Within three weeks, all the physicians involved agreed to complete the operation at no charge. The hospital’s chief executive officer gave his blessing to work the operation as a charity case and on Aug. 11, Gosyne’s pain was gone.

Neurosurgeon Mark Spatola of Orange Park would then remove a part of Gosyne’s vertebral arch in order to release some of the pressure choking his spinal cord.

“It was a one-hour procedure through a small cut through a small tube and drilled out the arthritis and unpinched his nerve,” Spatola said. “He actually left the hospital walking and I saw him about two weeks after the surgery before he went to Trinidad. His legs are better, his pain is better and he’s very happy.”

Gosyne stayed in the U.S. for a month to recover and is back in Trinidad continuing his life’s work, helping the less fortunate.

“It was almost miraculous for me,” Gosyne said. “I didn’t think that would ever happen, so I’m just very, very grateful for the hospitality, the generosity and the care I got from Orange Park [Medical Center] and all the people associated.”

Lumbar stenosis is a common condition for the elderly often caused from bending at the back and lifting heavy objects over long periods. Gosyne, 56, said he still can’t run a 100-meter race right now, but he can finally walk without assistance.

Gosyne’s work in Trinidad is strenuous. He starts his days at 6:30 a.m. with two cups of coffee and sometimes gets back home 16 hours later.
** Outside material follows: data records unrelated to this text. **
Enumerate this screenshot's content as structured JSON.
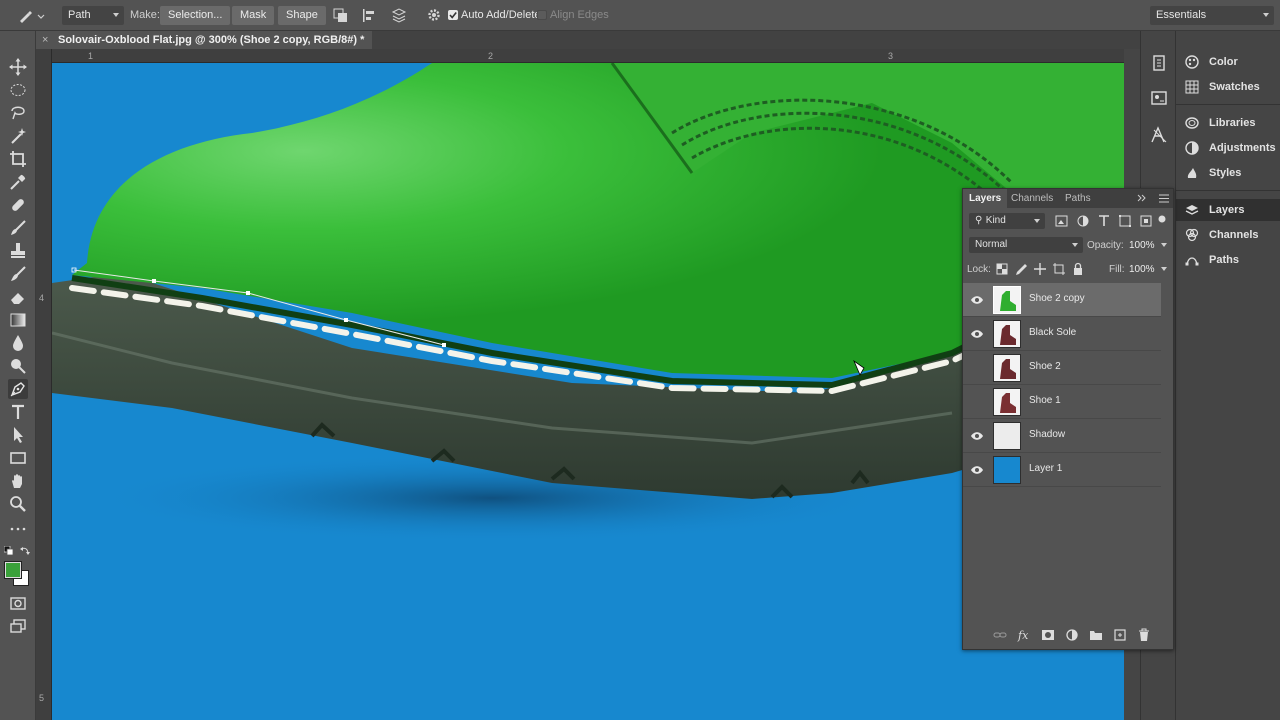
{
  "optionsbar": {
    "mode": "Path",
    "make_label": "Make:",
    "selection_btn": "Selection...",
    "mask_btn": "Mask",
    "shape_btn": "Shape",
    "auto_add_delete": "Auto Add/Delete",
    "align_edges": "Align Edges",
    "workspace": "Essentials"
  },
  "document": {
    "tab_title": "Solovair-Oxblood Flat.jpg @ 300% (Shoe 2 copy, RGB/8#) *"
  },
  "rulers": {
    "top": [
      "1",
      "2",
      "3"
    ],
    "left": [
      "4",
      "5"
    ]
  },
  "right_panel": {
    "group1": [
      "Color",
      "Swatches"
    ],
    "group2": [
      "Libraries",
      "Adjustments",
      "Styles"
    ],
    "group3": [
      "Layers",
      "Channels",
      "Paths"
    ]
  },
  "layers_panel": {
    "tabs": [
      "Layers",
      "Channels",
      "Paths"
    ],
    "filter_kind": "Kind",
    "blend_mode": "Normal",
    "opacity_label": "Opacity:",
    "opacity_value": "100%",
    "lock_label": "Lock:",
    "fill_label": "Fill:",
    "fill_value": "100%",
    "layers": [
      {
        "name": "Shoe 2 copy",
        "visible": true,
        "selected": true,
        "thumb": "green-shoe"
      },
      {
        "name": "Black Sole",
        "visible": true,
        "selected": false,
        "thumb": "red-shoe"
      },
      {
        "name": "Shoe 2",
        "visible": false,
        "selected": false,
        "thumb": "red-shoe"
      },
      {
        "name": "Shoe 1",
        "visible": false,
        "selected": false,
        "thumb": "red-shoe"
      },
      {
        "name": "Shadow",
        "visible": true,
        "selected": false,
        "thumb": "transparent"
      },
      {
        "name": "Layer 1",
        "visible": true,
        "selected": false,
        "thumb": "blue-fill"
      }
    ]
  },
  "colors": {
    "foreground": "#3aa13a",
    "background": "#ffffff",
    "canvas_bg": "#1788cf",
    "shoe_green": "#2fb52f"
  }
}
Gosyne collaborates with the Ministry of Health, the Ministry of Defense and some other smaller agencies to bring healthcare to especially “high risk” parts of the 1,900 square mile island.
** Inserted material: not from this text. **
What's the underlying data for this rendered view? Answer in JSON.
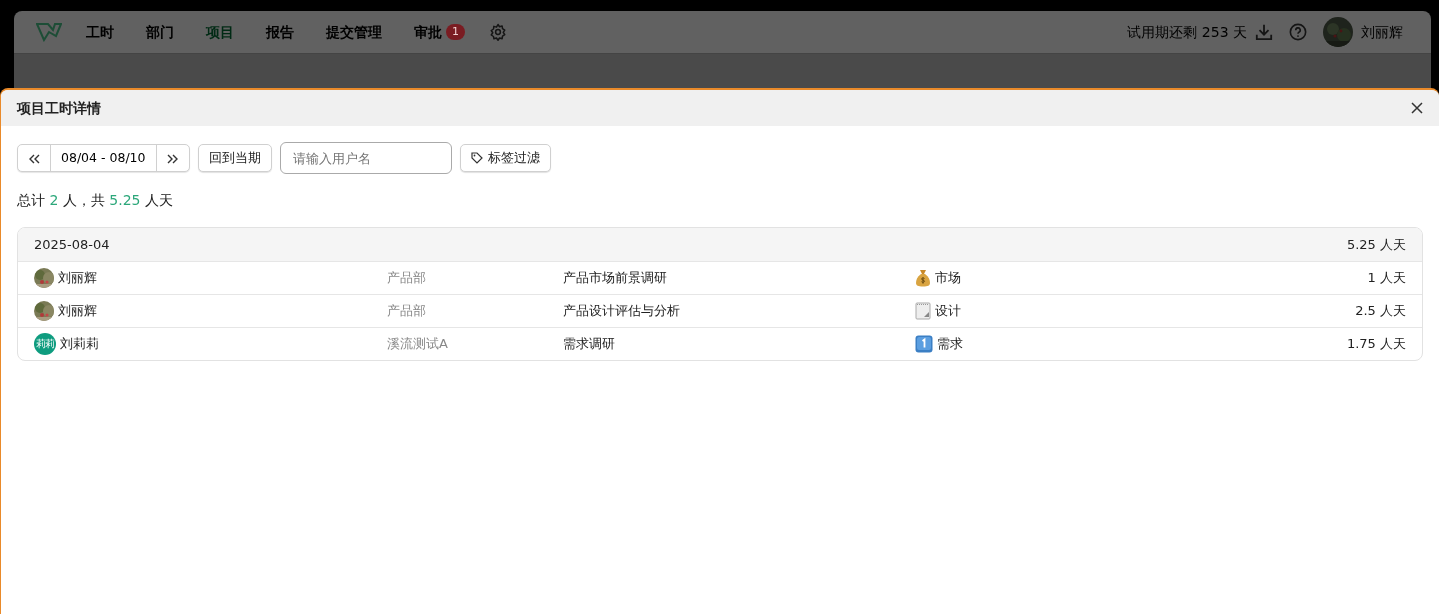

Trinidad has a public healthcare system based on priority. Understaffed and overtaxed hospitals mean long wait times. The work Gosyne does helps funnel physicians into the hospitals to help deal with the burden.

Gosyne described his time in OPMC as more of a five-star hotel than a hospital. Considering OPMC is the first hospital in which he’d ever had a major surgery, it might as well have been.

“I’m very grateful to be at the receiving end of the help this time,” Gosyne said. “I couldn’t ask for a better experience. I didn’t even realize that people could take such good care of you.”